Mais alors que tous deux s’observaient en chien de faïence, les événements se précipitaient au sein du monde romain. Vaincu à Pharsale, dans la plaine thessalienne, en Grèce, Pompée s’enfuit de justesse. Il décida alors de se réfugier en Égypte, escomptant y trouver un accueil favorable, car c’était sur son instigation que Gabinius était intervenu. Ptolémée Aulète lui avait donc dû son retour au trône, et par ricochet que l’actuel occupant du trône lui devait celui-ci. Malheureusement pour Pompée, c’était lourdement se tromper.
Car, à peine débarqué en Égypte, Pompée fut assassiné à l’instigation de Pothin et sur ordre du roi. En effet, pour les Égyptiens, Pompée n’était rien de plus qu’un fugitif. César était le vainqueur. Aider Pompée c’était risquer le courroux de César. Avec une certaine logique, ils jugèrent qu’il valait mieux tuer Pompée. De plus, César leur serait certainement reconnaissant de l’avoir débarrassé de son rival sans se salir les mains lui-même.
Ce fut presque le contraire qui survint lorsque César, lancé à la poursuite de Pompée, débarqua à son tour à Alexandrie. Le vainqueur de Pharsale se lamenta sur le sort du vaincu, traîtreusement assassiné, et qui avait été son gendre, car Pompée avait épousé sa fille Julie, morte en couche six années plus tôt.
Les Alexandrins avaient escompté, en assassinant Pompée, que César s’en repartirait promptement poursuivre ses combats. Mais ce dernier, après avoir fait élever un autel à Pompée, décida de demeurer à Alexandrie, que ses trois mille deux cents légionnaires occupaient. Il se trouvait que Ptolémée Aulète, père du présent roi, lui avait promis une forte somme contre son soutien, alors qu’il se trouvait à Rome, et César escomptait bien se faire payer cette promesse. Mais, d’autre part, constatant que Cléopâtre, co-souveraine, ne se trouvait pas à Alexandrie, il jugea bon de s’ingérer dans les affaires égyptiennes en demandant à voir le roi et la reine.

Les jours s’écoulèrent.
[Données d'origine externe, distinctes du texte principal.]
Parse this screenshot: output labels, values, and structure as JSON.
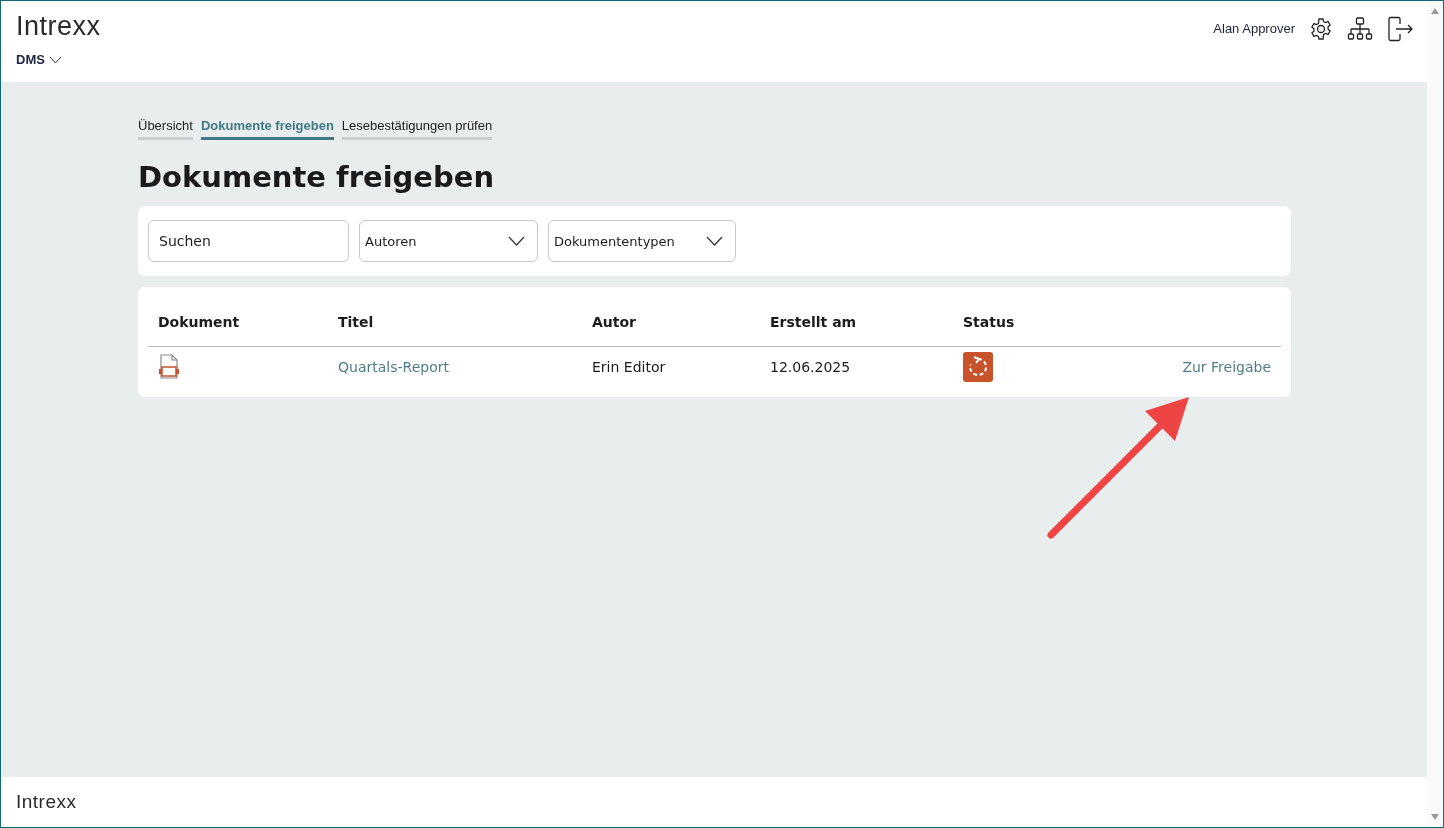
{
  "header": {
    "logo": "Intrexx",
    "app_menu": "DMS",
    "user": "Alan Approver"
  },
  "tabs": [
    {
      "label": "Übersicht",
      "selected": false
    },
    {
      "label": "Dokumente freigeben",
      "selected": true
    },
    {
      "label": "Lesebestätigungen prüfen",
      "selected": false
    }
  ],
  "page_title": "Dokumente freigeben",
  "filters": {
    "search": {
      "placeholder": "Suchen"
    },
    "dropdowns": [
      "Autoren",
      "Dokumententypen"
    ]
  },
  "table": {
    "columns": [
      "Dokument",
      "Titel",
      "Autor",
      "Erstellt am",
      "Status"
    ],
    "rows": [
      {
        "title": "Quartals-Report",
        "author": "Erin Editor",
        "created": "12.06.2025",
        "action": "Zur Freigabe"
      }
    ]
  },
  "footer": {
    "logo": "Intrexx"
  }
}
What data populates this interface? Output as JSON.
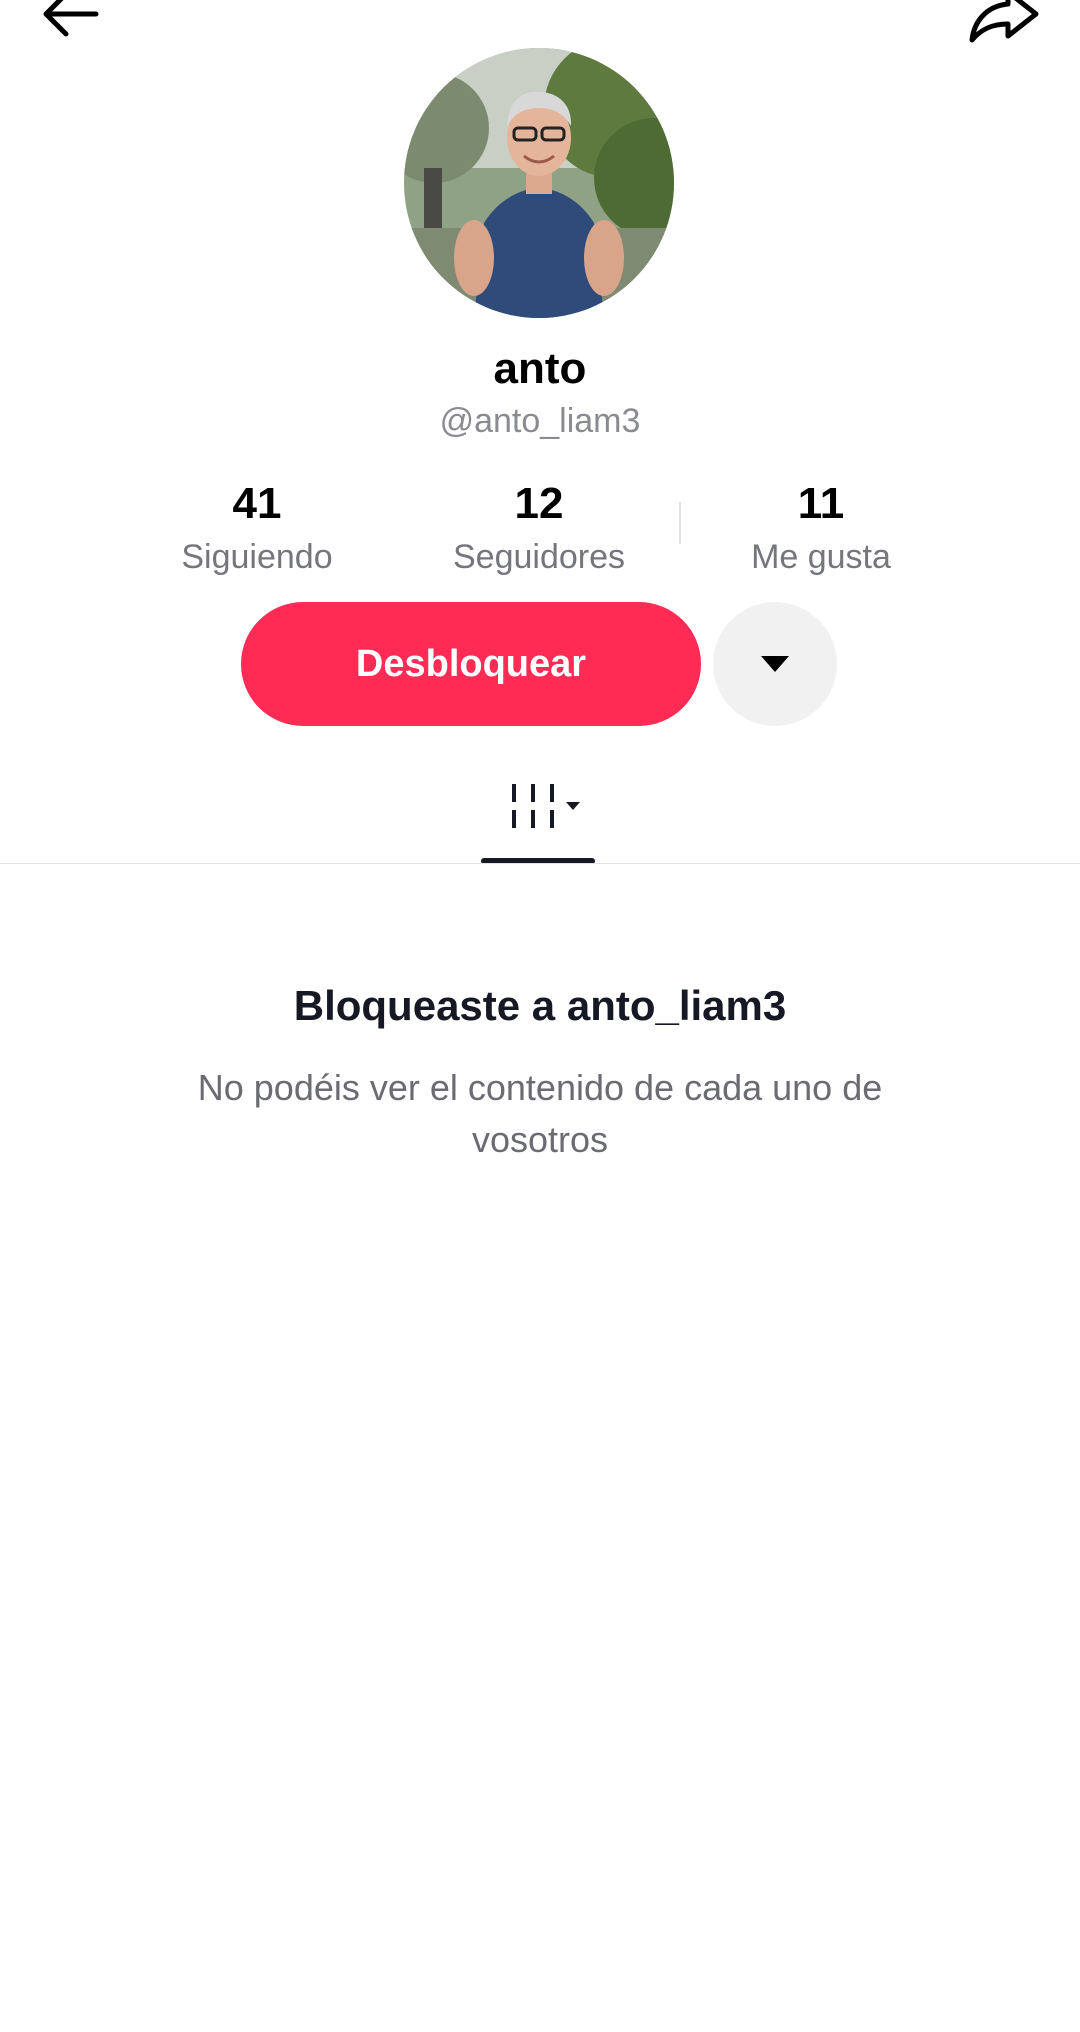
{
  "header": {
    "back_icon": "arrow-left-icon",
    "share_icon": "share-arrow-icon"
  },
  "profile": {
    "avatar": "profile-photo",
    "display_name": "anto",
    "username": "@anto_liam3"
  },
  "stats": [
    {
      "value": "41",
      "label": "Siguiendo"
    },
    {
      "value": "12",
      "label": "Seguidores"
    },
    {
      "value": "11",
      "label": "Me gusta"
    }
  ],
  "actions": {
    "unblock_label": "Desbloquear",
    "more_icon": "caret-down-icon"
  },
  "tabs": {
    "videos_icon": "grid-icon",
    "dropdown_icon": "caret-down-icon"
  },
  "blocked": {
    "title": "Bloqueaste a anto_liam3",
    "description": "No podéis ver el contenido de cada uno de vosotros"
  },
  "colors": {
    "accent": "#fe2c55",
    "secondary_button": "#f1f1f2",
    "muted_text": "#8a8b91"
  }
}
César serait, finalement, peut-être reparti d’Alexandrie, sachant que l’opposition à son pouvoir n’était pas encore totalement vaincue dans les provinces romaines, mais de virulents vents du nord empêchaient son départ.
Dans son campement devant Péluse, Cléopâtre finit par apprendre la présence à Alexandrie de Caius Iulius Caesar. Elle décida de tenter sa chance. Confiant son sort à Apollodore, un affranchi sicilien, elle embarqua sur un frêle navire, pour gagner Alexandrie.
La suite, on la connaît...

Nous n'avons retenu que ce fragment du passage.